Турок просто скатился с кровати, испуганно отполз к стене.
– Живо одевайся, – приказал Сева Гале. – Со мной пойдешь.
Галя метеором натянула платье, сунула ноги в тапочки.
– Кто еще из русских здесь? – спросил Сева. – Скажи ей, чтоб привела.
Галя, как ведьма, налетела на каргу и врезала ей пощечину, выкрикивая отдельные турецкие слова не хуже турчанки. Старуха взвыла, махала руками…
– Быстрее! – прошипел Сева.
Снизу раздался разбойничий свист. Он понял: пора сматываться. Остальных девчонок придется оставить. В сердцах схватив каргу за локоть, швырнул ее на кровать:
– Отрабатывай сама!
Вдвоем с Галей сбежали вниз. В доме началось оживление, видимо, шум потревожил клиентов. Но это было еще не все. Внизу стоял Мустафа, он о чем-то с жаром говорил Мураду. Через секунду снаружи стали выбивать дверь.
– Там Бурак, – указывая на дверь, сказал Мурад. – Он не один.
– Здесь есть второй ход, – крикнула Галя и первая ринулась в кухню.

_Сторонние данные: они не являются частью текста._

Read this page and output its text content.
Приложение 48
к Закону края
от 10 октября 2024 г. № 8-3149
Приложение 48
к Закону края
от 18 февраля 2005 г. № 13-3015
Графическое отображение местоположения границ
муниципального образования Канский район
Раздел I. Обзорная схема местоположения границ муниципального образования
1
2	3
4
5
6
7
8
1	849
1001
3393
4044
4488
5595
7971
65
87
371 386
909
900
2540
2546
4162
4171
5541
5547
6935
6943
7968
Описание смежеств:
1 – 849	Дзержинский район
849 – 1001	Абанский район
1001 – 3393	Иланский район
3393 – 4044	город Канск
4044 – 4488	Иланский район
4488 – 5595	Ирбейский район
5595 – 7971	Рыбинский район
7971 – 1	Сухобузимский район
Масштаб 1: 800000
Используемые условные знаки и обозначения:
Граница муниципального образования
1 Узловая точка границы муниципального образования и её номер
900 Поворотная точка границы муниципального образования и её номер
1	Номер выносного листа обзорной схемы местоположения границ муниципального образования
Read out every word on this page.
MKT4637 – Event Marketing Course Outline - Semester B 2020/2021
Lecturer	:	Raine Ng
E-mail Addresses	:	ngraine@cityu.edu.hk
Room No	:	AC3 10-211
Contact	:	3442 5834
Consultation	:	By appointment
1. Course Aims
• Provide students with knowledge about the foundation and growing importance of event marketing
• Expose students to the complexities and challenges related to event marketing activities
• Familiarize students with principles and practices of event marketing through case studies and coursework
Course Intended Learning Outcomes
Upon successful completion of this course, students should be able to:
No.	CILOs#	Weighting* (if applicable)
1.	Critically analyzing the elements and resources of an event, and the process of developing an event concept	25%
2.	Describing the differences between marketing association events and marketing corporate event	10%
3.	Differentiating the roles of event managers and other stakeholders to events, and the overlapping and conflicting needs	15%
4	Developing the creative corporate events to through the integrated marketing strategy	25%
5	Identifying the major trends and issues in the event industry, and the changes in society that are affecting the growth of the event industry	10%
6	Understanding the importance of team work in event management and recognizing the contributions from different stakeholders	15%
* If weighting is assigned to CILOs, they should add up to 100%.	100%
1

За ней рванули остальные. Руслану пришлось подхватить апатичную Настю на руки. Выбежали во двор, затем через низкую калитку в каменной стене пробрались в другой двор. Потом преодолели несколько каменных ступенек, ведущих вверх, так попали в соседний двор, перелезли через каменную ограду и очутились на улице. Настю хотел взять Сева, но она не далась. Далее всех повел Мустафа, знающий Анкару как собственные хоромы. Все бежали без остановки; сделав крюк, вернулись к машине. По счастью, около автомобиля никого не было. Они загрузились в машину и умчались. Мустафа рассказал, как заметил троих человек, поднимающихся по улице, один из трех был Бурак. Отъехав далеко от злачного места, Руслан все же высказал удивление:
– Нам так легко удалось забрать девчонок, почему? Неужели у них нет охраны?
– Есть, – сказала Галя. – Но сегодня вечером все куда-то уехали, остались те двое.
– Понятно, куда уехали, – усмехнулся Сева. – Ну все, теперь домой. Как я хочу домой, в родную Россию, к родным жуликам и преступникам!
– Вы и нас отвезете домой? – вскрикнула Галя, не веря своим ушам.
– А куда ж еще! – изумился Сева. – Жаль, остальных не удалось забрать.
– Настя, ты слышишь? Мы поедем домой!
И Галя расплакалась. Она плакала так, будто хоронила близкого человека. Но, возможно, настоящее счастье, которое называется еще и чудо, плачет именно так.
Сева поднял с постели Донатовича. Как ни ворчал тот, но сфотографировал Галину, а часик спустя отдал паспорт, в который мастерски вклеил фотографию. Сева вернул ему оставшуюся «лимонку», заплатил за работу и попрощался навсегда. Донатович не мог скрыть счастья, прощаясь с Севой.